On January 6, 2021, Second Sight and France’s Pixium Vision announced that they have entered into a definitive business combination agreement pursuant to which Pixium Vision will, following the contribution to Second Sight of all of its assets and liabilities in relation to its neuromodulation technology used in the treatment of blindness, become the controlling shareholder of the new combined company, owning 60% of the total equity before the capital raise. The combined company will focus on retinal stimulation through Pixium’s Prima System. As part of the transaction, a new subsidiary will be created to focus on cortical stimulation through Orion. The new combined company will own 40% of the new subsidiary and will also have a first option to exclusive global marketing rights for Orion.
Boston Scientific Corporation received U.S. Food and Drug Administration (FDA) approval of its fourth-generation Vercise Genus™ Deep Brain Stimulation (DBS) System. According to the announcement, The portfolio consists of a family of Bluetooth-enabled, rechargeable and non-rechargeable, MR-conditional, implantable pulse generators (IPGs) that power Cartesia™ Directional Leads.

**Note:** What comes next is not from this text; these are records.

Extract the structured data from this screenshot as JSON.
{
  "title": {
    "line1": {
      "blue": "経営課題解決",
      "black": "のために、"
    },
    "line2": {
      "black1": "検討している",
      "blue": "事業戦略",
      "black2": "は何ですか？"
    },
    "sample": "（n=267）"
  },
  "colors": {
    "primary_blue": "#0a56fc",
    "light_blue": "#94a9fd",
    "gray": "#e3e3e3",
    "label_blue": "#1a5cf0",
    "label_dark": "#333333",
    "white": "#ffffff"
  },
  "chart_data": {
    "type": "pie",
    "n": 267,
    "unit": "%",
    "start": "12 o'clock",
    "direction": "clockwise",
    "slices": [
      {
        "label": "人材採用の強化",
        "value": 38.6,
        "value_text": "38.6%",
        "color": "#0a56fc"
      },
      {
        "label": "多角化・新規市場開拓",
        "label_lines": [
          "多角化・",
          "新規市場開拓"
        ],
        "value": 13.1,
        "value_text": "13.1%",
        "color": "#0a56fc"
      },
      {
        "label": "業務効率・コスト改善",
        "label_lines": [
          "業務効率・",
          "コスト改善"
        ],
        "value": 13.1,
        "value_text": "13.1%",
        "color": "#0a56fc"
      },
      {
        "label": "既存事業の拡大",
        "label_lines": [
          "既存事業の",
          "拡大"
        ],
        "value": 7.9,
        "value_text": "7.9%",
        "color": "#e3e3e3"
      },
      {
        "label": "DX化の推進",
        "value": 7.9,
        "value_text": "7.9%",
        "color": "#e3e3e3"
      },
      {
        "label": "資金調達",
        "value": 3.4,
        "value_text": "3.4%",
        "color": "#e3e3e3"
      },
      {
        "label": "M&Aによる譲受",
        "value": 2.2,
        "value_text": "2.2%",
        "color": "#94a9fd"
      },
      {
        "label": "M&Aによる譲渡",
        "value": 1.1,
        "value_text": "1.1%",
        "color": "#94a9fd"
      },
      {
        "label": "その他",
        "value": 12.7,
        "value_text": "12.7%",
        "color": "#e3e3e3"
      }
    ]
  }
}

Impulse Dynamics – the company for which I am CTO and Executive VP – received MR-conditional approval (1.5 T head/limbs with peripheral coils) from both FDA and the European Union.
From the press release:
IMPULSE DYNAMICS ANNOUNCES FDA APPROVAL FOR MAGNETIC RESONANCE IMAGING FDA
Clears Potential Hurdle for Many Heart Failure Patients
MARLTON, N.J.–(BUSINESS WIRE)–Impulse Dynamics, a company dedicated to improving the lives of people with heart failure (HF), today announced the U.S. Food and Drug Administration (FDA) has approved the conditional use of Magnetic Resonance Imaging (MRI) for Optimizer® CCM® delivery systems. This approval represents a significant advance because the population that benefits most from cardiac contractility modulation therapy (patients with moderate to severe HF) often requires advanced diagnostic imaging procedures.
FDA has cleared Biotronik’s Vital Data Sensor to identify body temperature increases potentially associated with fever as part of its new Biomonitor IIIm injectable cardiac monitor (ICM).

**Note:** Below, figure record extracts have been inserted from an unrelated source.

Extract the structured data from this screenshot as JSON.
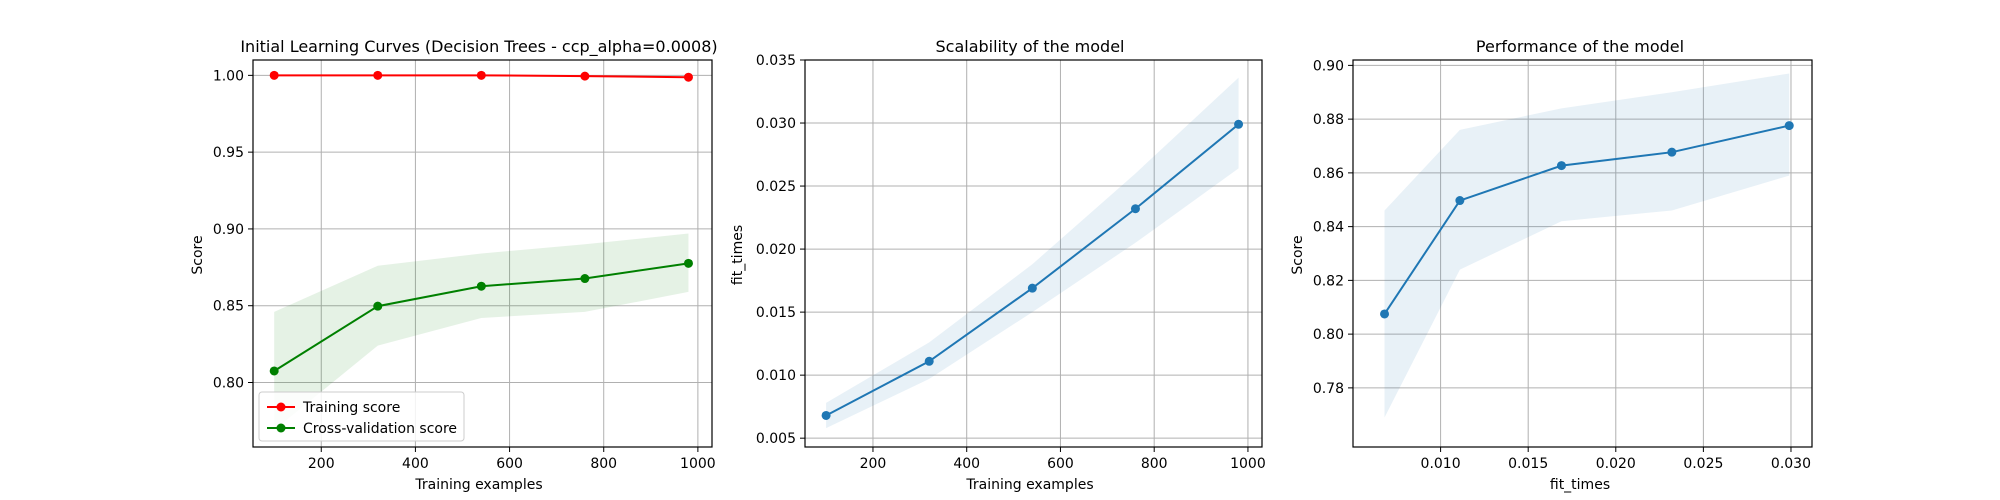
{
  "chart_data": [
    {
      "type": "line",
      "title": "Initial Learning Curves (Decision Trees - ccp_alpha=0.0008)",
      "xlabel": "Training examples",
      "ylabel": "Score",
      "xlim": [
        55,
        1030
      ],
      "ylim": [
        0.758,
        1.01
      ],
      "xticks": [
        200,
        400,
        600,
        800,
        1000
      ],
      "yticks": [
        0.8,
        0.85,
        0.9,
        0.95,
        1.0
      ],
      "ytick_labels": [
        "0.80",
        "0.85",
        "0.90",
        "0.95",
        "1.00"
      ],
      "grid": true,
      "legend": "lower left",
      "x": [
        100,
        320,
        540,
        760,
        980
      ],
      "series": [
        {
          "name": "Training score",
          "color": "#ff0000",
          "values": [
            1.0,
            1.0,
            1.0,
            0.9995,
            0.9988
          ],
          "band_lower": [
            1.0,
            1.0,
            1.0,
            0.9995,
            0.9988
          ],
          "band_upper": [
            1.0,
            1.0,
            1.0,
            0.9995,
            0.9988
          ]
        },
        {
          "name": "Cross-validation score",
          "color": "#008000",
          "values": [
            0.8075,
            0.8497,
            0.8627,
            0.8677,
            0.8776
          ],
          "band_lower": [
            0.769,
            0.824,
            0.842,
            0.846,
            0.859
          ],
          "band_upper": [
            0.846,
            0.876,
            0.884,
            0.89,
            0.897
          ]
        }
      ]
    },
    {
      "type": "line",
      "title": "Scalability of the model",
      "xlabel": "Training examples",
      "ylabel": "fit_times",
      "xlim": [
        55,
        1030
      ],
      "ylim": [
        0.0043,
        0.035
      ],
      "xticks": [
        200,
        400,
        600,
        800,
        1000
      ],
      "yticks": [
        0.005,
        0.01,
        0.015,
        0.02,
        0.025,
        0.03,
        0.035
      ],
      "ytick_labels": [
        "0.005",
        "0.010",
        "0.015",
        "0.020",
        "0.025",
        "0.030",
        "0.035"
      ],
      "grid": true,
      "x": [
        100,
        320,
        540,
        760,
        980
      ],
      "series": [
        {
          "color": "#1f77b4",
          "values": [
            0.0068,
            0.0111,
            0.0169,
            0.0232,
            0.0299
          ],
          "band_lower": [
            0.0058,
            0.0097,
            0.015,
            0.0205,
            0.0264
          ],
          "band_upper": [
            0.0078,
            0.0126,
            0.0188,
            0.026,
            0.0336
          ]
        }
      ]
    },
    {
      "type": "line",
      "title": "Performance of the model",
      "xlabel": "fit_times",
      "ylabel": "Score",
      "xlim": [
        0.005,
        0.0312
      ],
      "ylim": [
        0.758,
        0.902
      ],
      "xticks": [
        0.01,
        0.015,
        0.02,
        0.025,
        0.03
      ],
      "xtick_labels": [
        "0.010",
        "0.015",
        "0.020",
        "0.025",
        "0.030"
      ],
      "yticks": [
        0.78,
        0.8,
        0.82,
        0.84,
        0.86,
        0.88,
        0.9
      ],
      "ytick_labels": [
        "0.78",
        "0.80",
        "0.82",
        "0.84",
        "0.86",
        "0.88",
        "0.90"
      ],
      "grid": true,
      "x": [
        0.0068,
        0.0111,
        0.0169,
        0.0232,
        0.0299
      ],
      "series": [
        {
          "color": "#1f77b4",
          "values": [
            0.8075,
            0.8497,
            0.8627,
            0.8677,
            0.8776
          ],
          "band_lower": [
            0.769,
            0.824,
            0.842,
            0.846,
            0.859
          ],
          "band_upper": [
            0.846,
            0.876,
            0.884,
            0.89,
            0.897
          ]
        }
      ]
    }
  ]
}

The device has shown to achieve a 72 percent reduction in false positives while maintaining 100 percent of AF-related sensitivity. It removes single ectopic beats out of the AF detection algorithm, enhancing diagnostic accuracy.

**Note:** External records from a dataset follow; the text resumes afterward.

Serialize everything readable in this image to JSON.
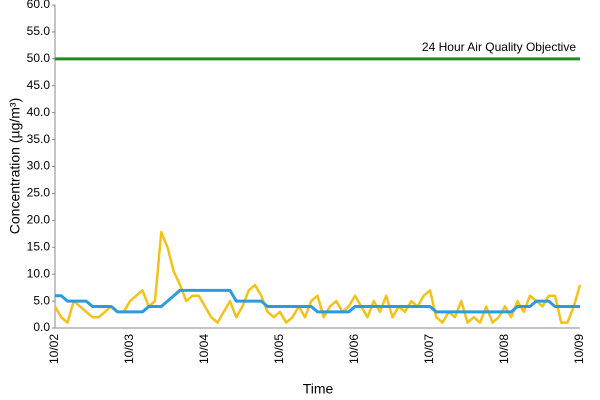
{
  "chart_data": {
    "type": "line",
    "y_label": "Concentration (µg/m³)",
    "x_label": "Time",
    "categories": [
      "10/02",
      null,
      null,
      null,
      null,
      null,
      null,
      null,
      null,
      null,
      null,
      null,
      "10/03",
      null,
      null,
      null,
      null,
      null,
      null,
      null,
      null,
      null,
      null,
      null,
      "10/04",
      null,
      null,
      null,
      null,
      null,
      null,
      null,
      null,
      null,
      null,
      null,
      "10/05",
      null,
      null,
      null,
      null,
      null,
      null,
      null,
      null,
      null,
      null,
      null,
      "10/06",
      null,
      null,
      null,
      null,
      null,
      null,
      null,
      null,
      null,
      null,
      null,
      "10/07",
      null,
      null,
      null,
      null,
      null,
      null,
      null,
      null,
      null,
      null,
      null,
      "10/08",
      null,
      null,
      null,
      null,
      null,
      null,
      null,
      null,
      null,
      null,
      null,
      "10/09"
    ],
    "series": [
      {
        "color": "#f2c21b",
        "values": [
          4,
          2,
          1,
          5,
          4,
          3,
          2,
          2,
          3,
          4,
          3,
          3,
          5,
          6,
          7,
          4,
          5,
          17.8,
          15,
          10.5,
          8,
          5,
          6,
          6,
          4,
          2,
          1,
          3,
          5,
          2,
          4,
          7,
          8,
          6,
          3,
          2,
          3,
          1,
          2,
          4,
          2,
          5,
          6,
          2,
          4,
          5,
          3,
          4,
          6,
          4,
          2,
          5,
          3,
          6,
          2,
          4,
          3,
          5,
          4,
          6,
          7,
          2,
          1,
          3,
          2,
          5,
          1,
          2,
          1,
          4,
          1,
          2,
          4,
          2,
          5,
          3,
          6,
          5,
          4,
          6,
          6,
          1,
          1,
          4,
          8
        ]
      },
      {
        "color": "#2b9be0",
        "values": [
          6,
          6,
          5,
          5,
          5,
          5,
          4,
          4,
          4,
          4,
          3,
          3,
          3,
          3,
          3,
          4,
          4,
          4,
          5,
          6,
          7,
          7,
          7,
          7,
          7,
          7,
          7,
          7,
          7,
          5,
          5,
          5,
          5,
          5,
          4,
          4,
          4,
          4,
          4,
          4,
          4,
          4,
          3,
          3,
          3,
          3,
          3,
          3,
          4,
          4,
          4,
          4,
          4,
          4,
          4,
          4,
          4,
          4,
          4,
          4,
          4,
          3,
          3,
          3,
          3,
          3,
          3,
          3,
          3,
          3,
          3,
          3,
          3,
          3,
          4,
          4,
          4,
          5,
          5,
          5,
          4,
          4,
          4,
          4,
          4
        ]
      }
    ],
    "annotations": [
      {
        "text": "24 Hour Air Quality Objective",
        "y": 50,
        "color": "#1e8c1e"
      }
    ],
    "ylim": [
      0,
      60
    ],
    "yticks": [
      {
        "value": 0,
        "label": "0.0"
      },
      {
        "value": 5,
        "label": "5.0"
      },
      {
        "value": 10,
        "label": "10.0"
      },
      {
        "value": 15,
        "label": "15.0"
      },
      {
        "value": 20,
        "label": "20.0"
      },
      {
        "value": 25,
        "label": "25.0"
      },
      {
        "value": 30,
        "label": "30.0"
      },
      {
        "value": 35,
        "label": "35.0"
      },
      {
        "value": 40,
        "label": "40.0"
      },
      {
        "value": 45,
        "label": "45.0"
      },
      {
        "value": 50,
        "label": "50.0"
      },
      {
        "value": 55,
        "label": "55.0"
      },
      {
        "value": 60,
        "label": "60.0"
      }
    ],
    "grid": false
  }
}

According to Biotronik, “BIOMONITOR IIIm is the industry leader in battery longevity with 5.5 years of continuous service, providing long-term post-ablation or cryptogenic stroke monitoring. It is also backed by the Patient App, which allows patients to include vital symptom data, providing physicians with symptom-rhythm correlation which strengthens diagnostic precision.”
Impulse Dynamics, Inc., a company dedicated to improving the lives of people with heart failure, today announced its innovative CCM® therapy delivered by the Optimizer® system received an award from the R&D 100 Awards, a prestigious program honoring research and development pioneers and their revolutionary ideas in science and technology.
“Winning this award is a tremendous accomplishment for our company as it represents the recognition by fellow scientists and engineers for the enormous effort that has gone into developing this breakthrough technology. The therapy serves a huge unmet need for a very large group of heart failure patients who suffer every day with their symptoms, so it’s great for the technology to receive recognition at this level,” said David Prutchi, Ph.D., Chief Technology Officer and Executive Vice President at Impulse Dynamics. “I am pleased to congratulate all my colleagues that helped evolve what was initially an intriguing electrophysiological discovery into the transformational therapy that it is today.”